Banff National Park is Canada’s alpine adventure.
Nestled amongst the peaks of the Canadian Rockies, Banff is known as a traveler’s mecca for good reason. Whether by car, bicycle, hiking boots, skis, snowshoes or canoe, in Banff National Park you can enjoy year-round discovery of the 6,641 km2 mountainous landscape. As the first national park established in Canada and a coveted UNESCO World Heritage Site, what makes Banff National Park so special is its combination of vast unspoiled wilderness, mountain lakes like Lake Louise, and the gateway to it all: the Town of Banff.
Whether you’re on a camper’s budget or living it up in luxury, Banff offers a choice of accommodation, restaurants, boutique shops and activities to make your trip a memorable one. The history of this mountain town is also well preserved at a number of museums and heritage sites, while new memories are created throughout the year at world-class festivals and events.
The allure of Banff is also its close proximity to the park’s incredible attractions and best-kept wilderness secrets. With 1600 kilometres of trails, two gondolas, three ski areas, an exciting heritage and more dining options and activities than you have time for, Banff National Park is a premier destination for authentic hospitality and outdoor exploration.
The History of Canada's First National Park
With its towering peaks and stunning glacier-fed lakes, it’s hard to believe that an area as beautiful as the Canadian Rockies once lay dormant to Western eyes, known only by the native peoples who dwelled in the valleys below. It wasn’t until the 1700s that Europeans arrived, thus beginning an exciting tradition of exploration in the mountain landscape.
In 1883, two years before the completion of Canada's first transcontinental railroad, three railroad workers stumbled upon a series of hot springs on the lower shoulder of what is now called Sulphur Mountain. By 1885, after a heated ownership dispute, the springs and surrounding area were set aside as Canada's first national park. The Canadian Pacific Railway immediately recognized the tourism potential of the Canadian Rockies. In 1888, under the direction of William Cornelius Van Horne, they opened the elegant 250-room Banff Springs Hotel.

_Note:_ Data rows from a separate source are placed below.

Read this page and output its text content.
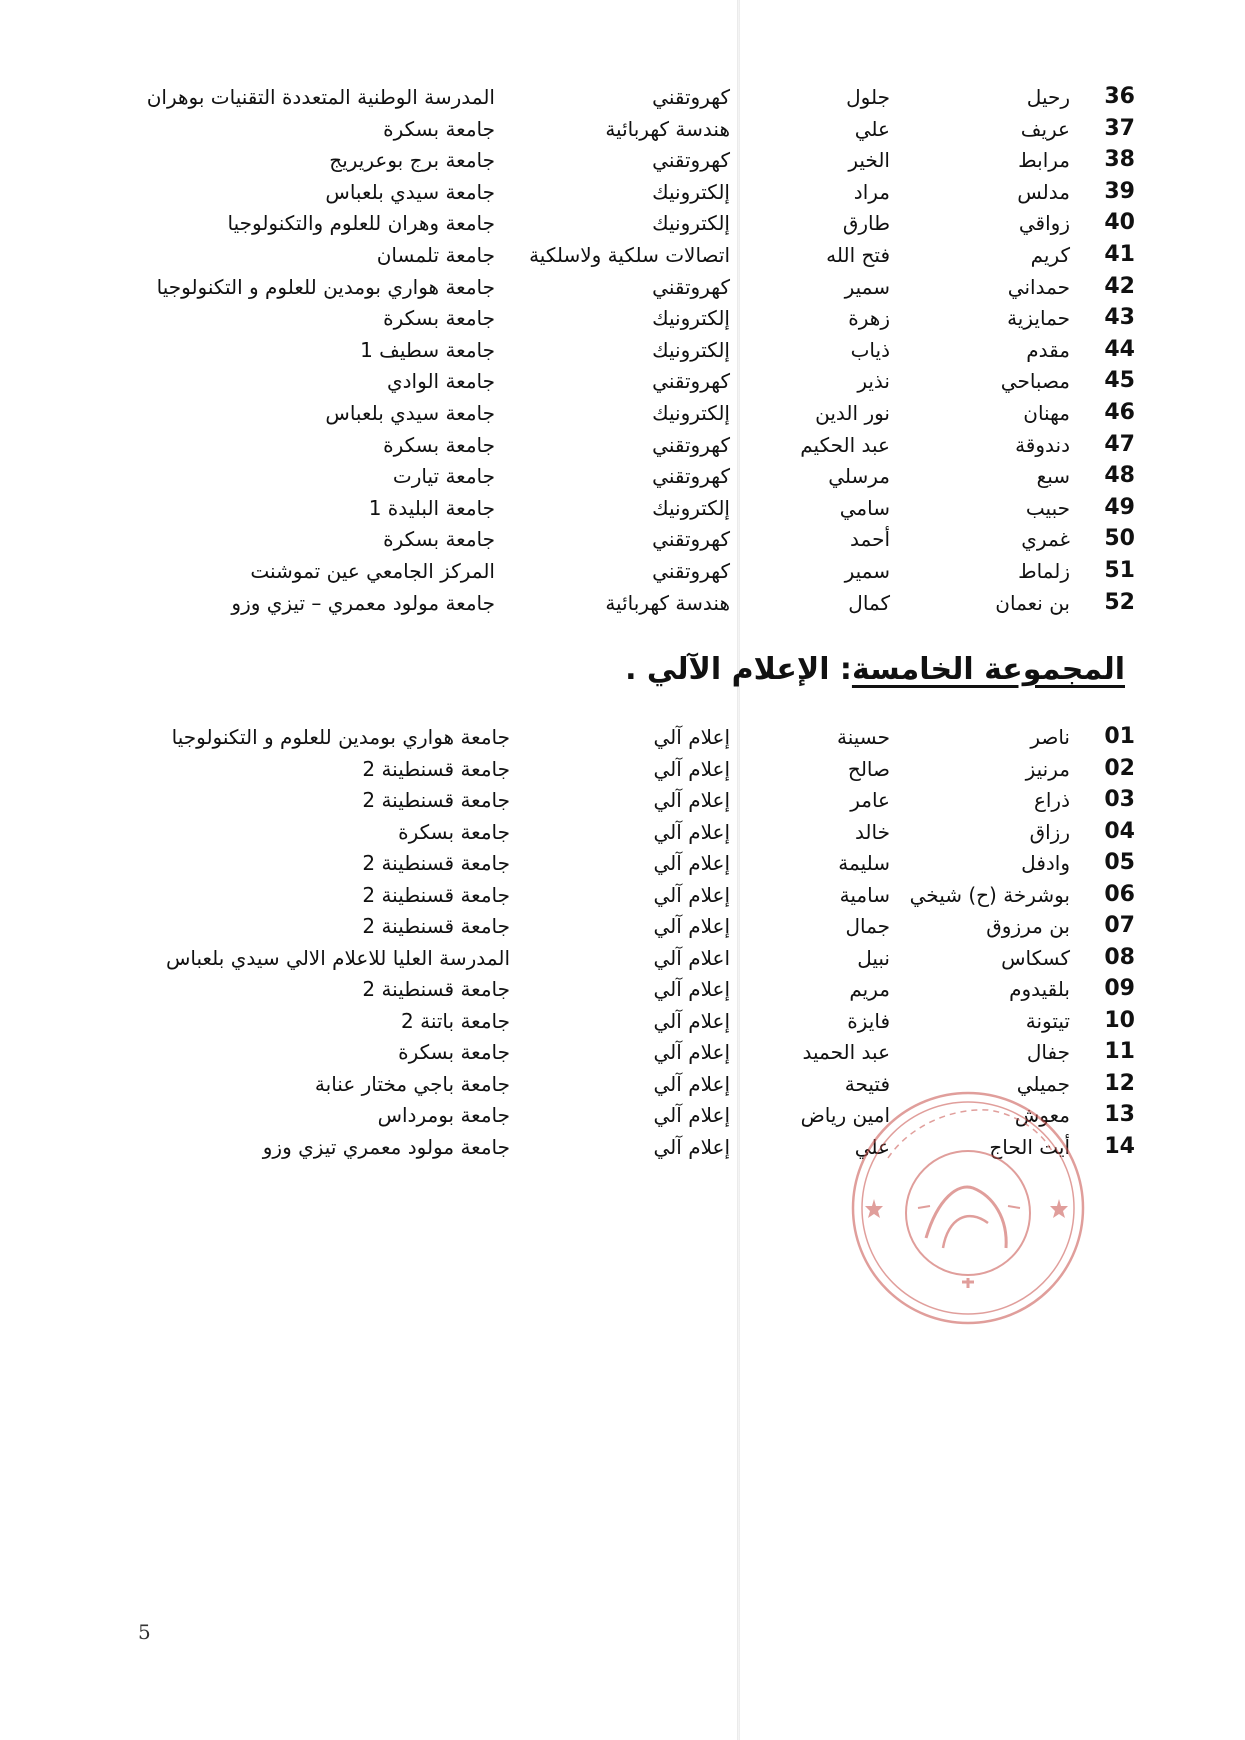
36
رحيل
جلول
كهروتقني
المدرسة الوطنية المتعددة التقنيات بوهران
37
عريف
علي
هندسة كهربائية
جامعة بسكرة
38
مرابط
الخير
كهروتقني
جامعة برج بوعريريج
39
مدلس
مراد
إلكترونيك
جامعة سيدي بلعباس
40
زواقي
طارق
إلكترونيك
جامعة وهران للعلوم والتكنولوجيا
41
كريم
فتح الله
اتصالات سلكية ولاسلكية
جامعة تلمسان
42
حمداني
سمير
كهروتقني
جامعة هواري بومدين للعلوم و التكنولوجيا
43
حمايزية
زهرة
إلكترونيك
جامعة بسكرة
44
مقدم
ذياب
إلكترونيك
جامعة سطيف 1
45
مصباحي
نذير
كهروتقني
جامعة الوادي
46
مهنان
نور الدين
إلكترونيك
جامعة سيدي بلعباس
47
دندوقة
عبد الحكيم
كهروتقني
جامعة بسكرة
48
سبع
مرسلي
كهروتقني
جامعة تيارت
49
حبيب
سامي
إلكترونيك
جامعة البليدة 1
50
غمري
أحمد
كهروتقني
جامعة بسكرة
51
زلماط
سمير
كهروتقني
المركز الجامعي عين تموشنت
52
بن نعمان
كمال
هندسة كهربائية
جامعة مولود معمري – تيزي وزو
المجموعة الخامسة: الإعلام الآلي .
01
ناصر
حسينة
إعلام آلي
جامعة هواري بومدين للعلوم و التكنولوجيا
02
مرنيز
صالح
إعلام آلي
جامعة قسنطينة 2
03
ذراع
عامر
إعلام آلي
جامعة قسنطينة 2
04
رزاق
خالد
إعلام آلي
جامعة بسكرة
05
وادفل
سليمة
إعلام آلي
جامعة قسنطينة 2
06
بوشرخة (ح) شيخي
سامية
إعلام آلي
جامعة قسنطينة 2
07
بن مرزوق
جمال
إعلام آلي
جامعة قسنطينة 2
08
كسكاس
نبيل
اعلام آلي
المدرسة العليا للاعلام الالي سيدي بلعباس
09
بلقيدوم
مريم
إعلام آلي
جامعة قسنطينة 2
10
تيتونة
فايزة
إعلام آلي
جامعة باتنة 2
11
جفال
عبد الحميد
إعلام آلي
جامعة بسكرة
12
جميلي
فتيحة
إعلام آلي
جامعة باجي مختار عنابة
13
معوش
امين رياض
إعلام آلي
جامعة بومرداس
14
أيت الحاج
علي
إعلام آلي
جامعة مولود معمري تيزي وزو
5
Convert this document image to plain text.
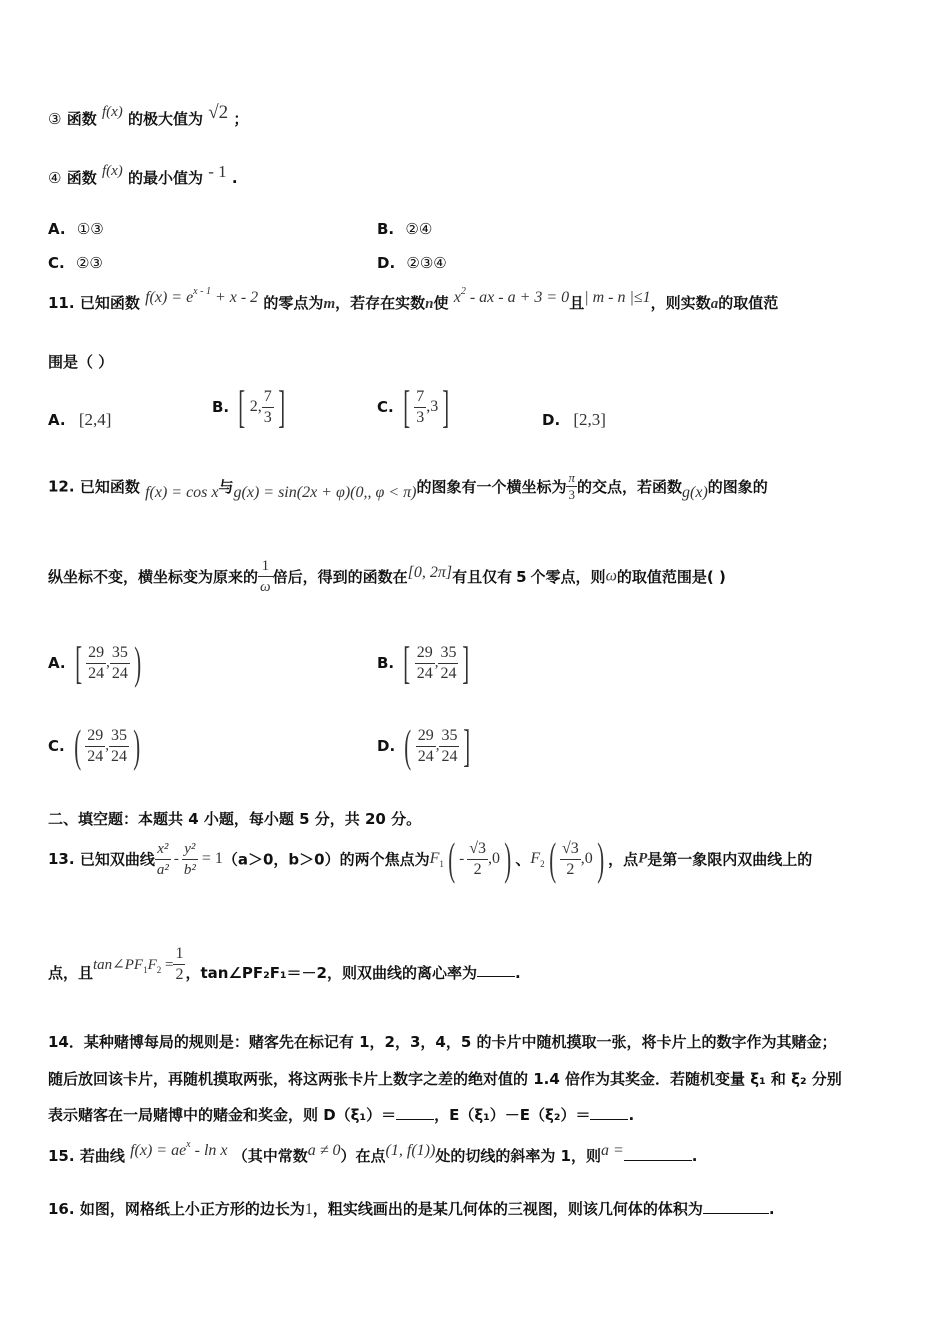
③ 函数 f(x) 的极大值为 √2 ；
④ 函数 f(x) 的最小值为 - 1 .
A. ①③	B. ②④
C. ②③	D. ②③④
11. 已知函数 $f(x) = e^{x - 1} + x - 2$ 的零点为m，若存在实数n使 $x^2$ - ax - a + 3 = 0且| m - n |≤1，则实数a的取值范
围是（ ）
A. [2,4]
B. [ 2, $\frac{7}{3}$ ]	C. [ $\frac{7}{3} ,3$]	D. [2,3]
12. 已知函数 f(x) = cos x与g(x) = sin(2x + φ)(0,, φ < π)的图象有一个横坐标为 $\frac{\pi}{3}$ 的交点，若函数g(x)的图象的
纵坐标不变，横坐标变为原来的 $\frac{1}{\omega}$ 倍后，得到的函数在[0, 2π]有且仅有 5 个零点，则ω的取值范围是( )
A. [ $\frac{29}{24}$ , $\frac{35}{24}$ )	B. [ $\frac{29}{24}$ , $\frac{35}{24}$ ]
C. ( $\frac{29}{24}$ , $\frac{35}{24}$ )	D. ( $\frac{29}{24}$ , $\frac{35}{24}$ ]
二、填空题：本题共 4 小题，每小题 5 分，共 20 分。
13. 已知双曲线 $\frac{\text{x²}}{\text{a²}} - \frac{\text{y²}}{\text{b²}} = 1(a>0$，b＞0）的两个焦点为$F_1( - \frac{√3}{2} ,0)$ 、$F_2( \frac{√3}{2} ,0)$ ，点P是第一象限内双曲线上的
点，且$\tan\angle PF_1F_2 = \frac{1}{2}$ ，tan∠PF₂F₁＝－2，则双曲线的离心率为	.
14．某种赌博每局的规则是：赌客先在标记有 1，2，3，4，5 的卡片中随机摸取一张，将卡片上的数字作为其赌金；
随后放回该卡片，再随机摸取两张，将这两张卡片上数字之差的绝对值的 1.4 倍作为其奖金．若随机变量 ξ₁ 和 ξ₂ 分别
表示赌客在一局赌博中的赌金和奖金，则 D（ξ₁）＝	，E（ξ₁）－E（ξ₂）＝	.
15. 若曲线 $f(x) = ae^x - \ln x$ （其中常数a ≠ 0）在点(1, f(1))处的切线的斜率为 1，则a =	.
16. 如图，网格纸上小正方形的边长为1，粗实线画出的是某几何体的三视图，则该几何体的体积为	.
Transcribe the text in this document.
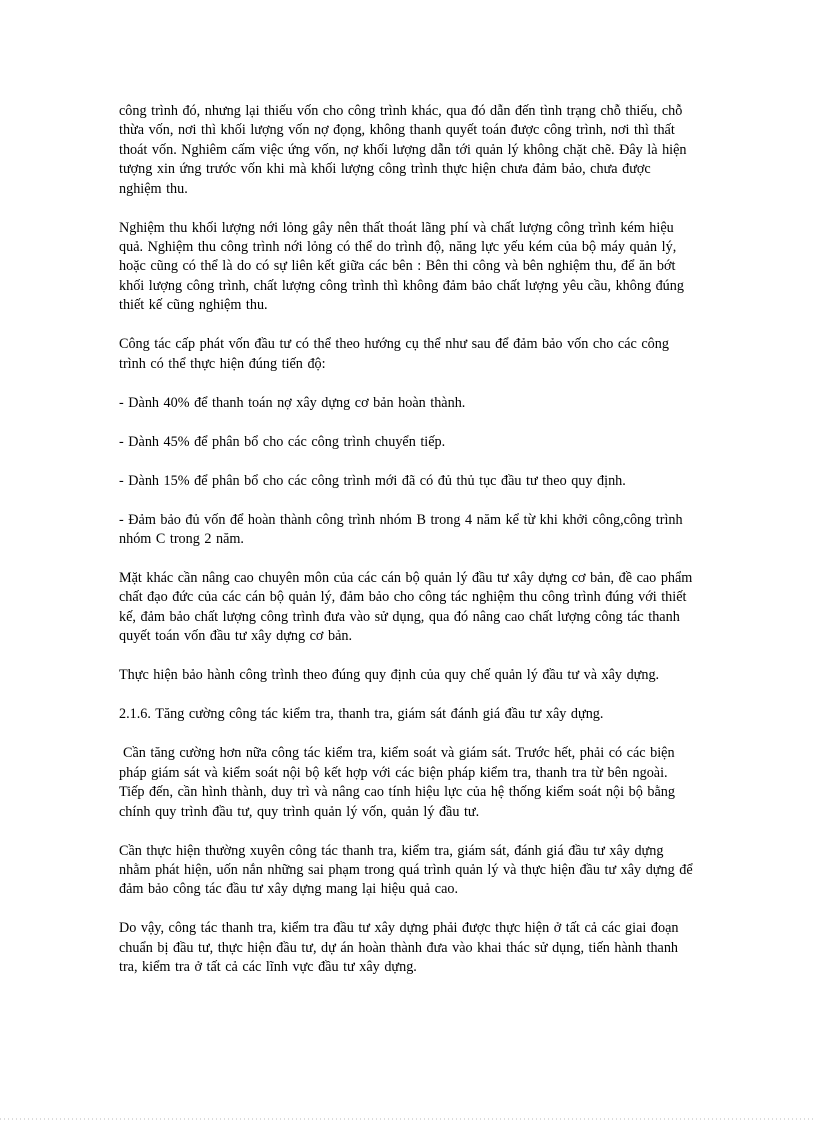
công trình đó, nhưng lại thiếu vốn cho công trình khác, qua đó dẫn đến tình trạng chỗ thiếu, chỗ thừa vốn, nơi thì khối lượng vốn nợ đọng, không thanh quyết toán được công trình, nơi thì thất thoát vốn. Nghiêm cấm việc ứng vốn, nợ khối lượng dẫn tới quản lý không chặt chẽ. Đây là hiện tượng xin ứng trước vốn khi mà khối lượng công trình thực hiện chưa đảm bảo, chưa được nghiệm thu.

Nghiệm thu khối lượng nới lỏng gây nên thất thoát lãng phí và chất lượng công trình kém hiệu quả. Nghiệm thu công trình nới lỏng có thể do trình độ, năng lực yếu kém của bộ máy quản lý, hoặc cũng có thể là do có sự liên kết giữa các bên : Bên thi công và bên nghiệm thu, để ăn bớt khối lượng công trình, chất lượng công trình thì không đảm bảo chất lượng yêu cầu, không đúng thiết kế cũng nghiệm thu.

Công tác cấp phát vốn đầu tư có thể theo hướng cụ thể như sau để đảm bảo vốn cho các công trình có thể thực hiện đúng tiến độ:

- Dành 40% để thanh toán nợ xây dựng cơ bản hoàn thành.

- Dành 45% để phân bổ cho các công trình chuyển tiếp.

- Dành 15% để phân bổ cho các công trình mới đã có đủ thủ tục đầu tư theo quy định.

- Đảm bảo đủ vốn để hoàn thành công trình nhóm B trong 4 năm kể từ khi khởi công,công trình nhóm C trong 2 năm.

Mặt khác cần nâng cao chuyên môn của các cán bộ quản lý đầu tư xây dựng cơ bản, đề cao phẩm chất đạo đức của các cán bộ quản lý, đảm bảo cho công tác nghiệm thu công trình đúng với thiết kế, đảm bảo chất lượng công trình đưa vào sử dụng, qua đó nâng cao chất lượng công tác thanh quyết toán vốn đầu tư xây dựng cơ bản.

Thực hiện bảo hành công trình theo đúng quy định của quy chế quản lý đầu tư và xây dựng.

2.1.6. Tăng cường công tác kiểm tra, thanh tra, giám sát đánh giá đầu tư xây dựng.

Cần tăng cường hơn nữa công tác kiểm tra, kiểm soát và giám sát. Trước hết, phải có các biện pháp giám sát và kiểm soát nội bộ kết hợp với các biện pháp kiểm tra, thanh tra từ bên ngoài. Tiếp đến, cần hình thành, duy trì và nâng cao tính hiệu lực của hệ thống kiểm soát nội bộ bằng chính quy trình đầu tư, quy trình quản lý vốn, quản lý đầu tư.

Cần thực hiện thường xuyên công tác thanh tra, kiểm tra, giám sát, đánh giá đầu tư xây dựng nhằm phát hiện, uốn nắn những sai phạm trong quá trình quản lý và thực hiện đầu tư xây dựng để đảm bảo công tác đầu tư xây dựng mang lại hiệu quả cao.

Do vậy, công tác thanh tra, kiểm tra đầu tư xây dựng phải được thực hiện ở tất cả các giai đoạn chuẩn bị đầu tư, thực hiện đầu tư, dự án hoàn thành đưa vào khai thác sử dụng, tiến hành thanh tra, kiểm tra ở tất cả các lĩnh vực đầu tư xây dựng.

The railway then constructed a series of grand hotels along its main line and began advertising Banff as an international tourism stopover on the steel highway that had suddenly become the fastest and most direct route from Europe to the Far East. The Rockies quickly became popular with the Victorian gentry, who came to drink in the scenery and soak in the soothing hot springs.
Soon visitors were not just stopping over - they were coming to stay. Now, approximately 8300 people call Banff their home. Residents of both Banff and Lake Louise are proud to share their local knowledge and appreciation for the nature, history and culture of this World Heritage destination. The history of the area is also captured by a number of museums, including the Whyte Museum of the Canadian Rockies, Banff Park Museum, Luxton Museum and the Cave and Basin National Historic Site.